Ammolite : What is it?
Ammolites are rare and valuable organic gemstones usually found along the slopes of the Rocky Mountains in the USA and Canada. Made from fossilized shells, these stones are made up of aragonites, the minerals found in nacreous pearls.
Also known as calcenites, korites, and aapoaks, ammonites were discovered in 1981. They were given official stone status in that same year by the World Jewellery Confederation.
Kinds of Ammolites include the following:
- Ammolite doublets have free form colors.
- They consist of minerazoled fossil shells.
- They usually have slight curves where color flashes roll off with movement.
- They usually come in green, orange, and yellow.
- They naturally have light refractive and dichromatic shift properties that provide color changes under natural daylight and fluorescent light.
- Ammolite triplets consist of a bottom usually made from the dark, gray layer of shale and a cap made with natural optical quartz or synthetic spinel.
- The top layer protects the entire stone from external factors and helps project its brilliant color.
- The bottom layer provides thickness and protection.
- They are sturdier and more durable for jewelry production than ammolite doublets.
- AA ammolite stones are graded with double A.
- They exhibit three or more brilliant colors in roughly equal proportions.

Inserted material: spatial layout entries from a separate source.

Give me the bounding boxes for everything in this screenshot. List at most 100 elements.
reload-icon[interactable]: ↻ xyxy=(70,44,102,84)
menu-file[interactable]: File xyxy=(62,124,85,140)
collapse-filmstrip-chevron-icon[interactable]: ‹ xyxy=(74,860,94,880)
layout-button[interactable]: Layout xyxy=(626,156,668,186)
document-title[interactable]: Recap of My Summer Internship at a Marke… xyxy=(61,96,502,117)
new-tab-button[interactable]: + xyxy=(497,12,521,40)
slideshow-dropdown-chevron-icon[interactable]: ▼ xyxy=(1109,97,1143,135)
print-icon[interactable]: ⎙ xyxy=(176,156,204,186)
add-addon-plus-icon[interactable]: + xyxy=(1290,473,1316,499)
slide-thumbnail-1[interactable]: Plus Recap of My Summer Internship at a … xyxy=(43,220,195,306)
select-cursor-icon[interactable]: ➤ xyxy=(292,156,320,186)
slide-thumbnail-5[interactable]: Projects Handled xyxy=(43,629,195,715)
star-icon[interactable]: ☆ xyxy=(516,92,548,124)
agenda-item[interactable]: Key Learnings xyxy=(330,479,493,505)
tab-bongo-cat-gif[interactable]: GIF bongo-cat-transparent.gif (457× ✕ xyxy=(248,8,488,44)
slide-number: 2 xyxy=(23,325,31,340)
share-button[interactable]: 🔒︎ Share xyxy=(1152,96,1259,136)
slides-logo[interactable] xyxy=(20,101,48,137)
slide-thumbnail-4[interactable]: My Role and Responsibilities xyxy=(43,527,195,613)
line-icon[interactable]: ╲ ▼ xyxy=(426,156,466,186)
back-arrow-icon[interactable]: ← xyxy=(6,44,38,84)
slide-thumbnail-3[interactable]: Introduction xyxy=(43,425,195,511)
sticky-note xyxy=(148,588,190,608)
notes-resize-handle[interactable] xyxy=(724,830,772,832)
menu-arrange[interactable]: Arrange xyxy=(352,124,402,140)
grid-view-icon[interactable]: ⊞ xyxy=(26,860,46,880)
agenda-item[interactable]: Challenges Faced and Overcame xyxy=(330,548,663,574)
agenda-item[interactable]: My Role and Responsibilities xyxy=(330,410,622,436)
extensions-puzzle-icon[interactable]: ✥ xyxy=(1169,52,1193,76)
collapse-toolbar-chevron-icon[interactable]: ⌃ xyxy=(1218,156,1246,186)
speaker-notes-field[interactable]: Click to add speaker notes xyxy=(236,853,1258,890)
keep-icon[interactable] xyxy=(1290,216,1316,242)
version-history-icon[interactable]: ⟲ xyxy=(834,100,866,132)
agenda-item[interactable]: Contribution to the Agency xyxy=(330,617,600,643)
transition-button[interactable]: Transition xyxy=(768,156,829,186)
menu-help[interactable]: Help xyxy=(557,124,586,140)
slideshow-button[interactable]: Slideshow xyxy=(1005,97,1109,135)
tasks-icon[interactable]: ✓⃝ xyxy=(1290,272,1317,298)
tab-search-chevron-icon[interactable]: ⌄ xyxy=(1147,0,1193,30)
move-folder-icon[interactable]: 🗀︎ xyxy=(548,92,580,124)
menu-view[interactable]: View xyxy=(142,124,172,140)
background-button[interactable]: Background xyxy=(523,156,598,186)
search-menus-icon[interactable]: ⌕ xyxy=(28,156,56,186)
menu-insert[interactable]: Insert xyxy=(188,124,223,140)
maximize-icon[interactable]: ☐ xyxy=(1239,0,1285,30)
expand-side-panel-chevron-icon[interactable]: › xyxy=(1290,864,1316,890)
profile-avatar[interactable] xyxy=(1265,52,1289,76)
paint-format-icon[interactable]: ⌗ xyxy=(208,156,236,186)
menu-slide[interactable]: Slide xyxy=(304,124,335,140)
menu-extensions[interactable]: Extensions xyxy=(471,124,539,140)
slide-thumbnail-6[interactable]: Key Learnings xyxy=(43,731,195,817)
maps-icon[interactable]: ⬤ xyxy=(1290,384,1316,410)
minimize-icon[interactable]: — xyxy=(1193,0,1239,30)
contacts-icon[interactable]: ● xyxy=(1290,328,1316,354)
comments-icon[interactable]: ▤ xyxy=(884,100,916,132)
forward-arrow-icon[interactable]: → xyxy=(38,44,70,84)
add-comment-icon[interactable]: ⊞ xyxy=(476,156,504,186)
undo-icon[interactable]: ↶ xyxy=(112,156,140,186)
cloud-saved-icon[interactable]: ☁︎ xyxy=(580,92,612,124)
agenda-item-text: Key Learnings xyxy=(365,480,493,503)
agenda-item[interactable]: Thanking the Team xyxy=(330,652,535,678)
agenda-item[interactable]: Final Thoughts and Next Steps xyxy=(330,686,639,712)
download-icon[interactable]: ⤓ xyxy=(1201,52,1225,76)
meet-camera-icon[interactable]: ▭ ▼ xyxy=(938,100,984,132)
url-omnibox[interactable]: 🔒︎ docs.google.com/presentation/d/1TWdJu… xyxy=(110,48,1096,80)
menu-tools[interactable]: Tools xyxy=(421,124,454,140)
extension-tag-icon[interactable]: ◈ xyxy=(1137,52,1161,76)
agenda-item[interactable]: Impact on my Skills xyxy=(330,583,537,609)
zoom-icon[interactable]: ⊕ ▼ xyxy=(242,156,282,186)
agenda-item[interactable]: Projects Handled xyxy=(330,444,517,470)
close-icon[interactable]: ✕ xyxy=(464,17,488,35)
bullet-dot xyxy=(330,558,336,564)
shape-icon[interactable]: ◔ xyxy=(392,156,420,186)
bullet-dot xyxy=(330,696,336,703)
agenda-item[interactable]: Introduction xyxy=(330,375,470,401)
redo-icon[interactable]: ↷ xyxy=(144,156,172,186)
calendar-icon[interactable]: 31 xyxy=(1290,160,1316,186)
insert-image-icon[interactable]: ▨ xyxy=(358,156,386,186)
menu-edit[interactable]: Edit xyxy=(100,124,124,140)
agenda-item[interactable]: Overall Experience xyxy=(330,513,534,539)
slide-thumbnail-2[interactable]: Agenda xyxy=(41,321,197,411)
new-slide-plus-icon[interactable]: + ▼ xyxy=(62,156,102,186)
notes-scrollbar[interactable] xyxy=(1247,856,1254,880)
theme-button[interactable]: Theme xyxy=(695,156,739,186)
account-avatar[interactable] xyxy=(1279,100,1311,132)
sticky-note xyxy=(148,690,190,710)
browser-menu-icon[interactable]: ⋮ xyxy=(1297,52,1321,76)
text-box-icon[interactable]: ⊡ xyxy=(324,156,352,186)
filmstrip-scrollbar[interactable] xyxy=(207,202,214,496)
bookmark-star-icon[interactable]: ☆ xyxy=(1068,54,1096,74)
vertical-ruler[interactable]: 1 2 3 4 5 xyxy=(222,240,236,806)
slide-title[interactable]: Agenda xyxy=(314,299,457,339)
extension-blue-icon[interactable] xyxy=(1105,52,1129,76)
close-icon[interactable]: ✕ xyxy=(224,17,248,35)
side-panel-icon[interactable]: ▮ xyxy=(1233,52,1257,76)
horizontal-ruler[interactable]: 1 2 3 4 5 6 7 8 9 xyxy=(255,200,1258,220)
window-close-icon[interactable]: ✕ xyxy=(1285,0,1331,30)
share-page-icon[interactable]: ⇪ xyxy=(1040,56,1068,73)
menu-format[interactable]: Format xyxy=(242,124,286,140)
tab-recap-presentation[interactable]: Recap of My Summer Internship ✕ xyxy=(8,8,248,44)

- A+ ammolite stones are graded with A+.
- They exhibit two to three brilliant colors.
- A ammolite stones are graded with A.
- They exhibit two or more light colors.
- Standard ammolite stones are usually gradeless.
- They exhibit one or more distinct colors.
- They are the dullest ammolites, having one comparatively dull, dominant color.
|Durability: For durability, choose red or green ammolites. Those in other colors are prone to scratching and breakage.|
Rarity: If you want rare ammolites, look for those with a crimson, violet, or gold color.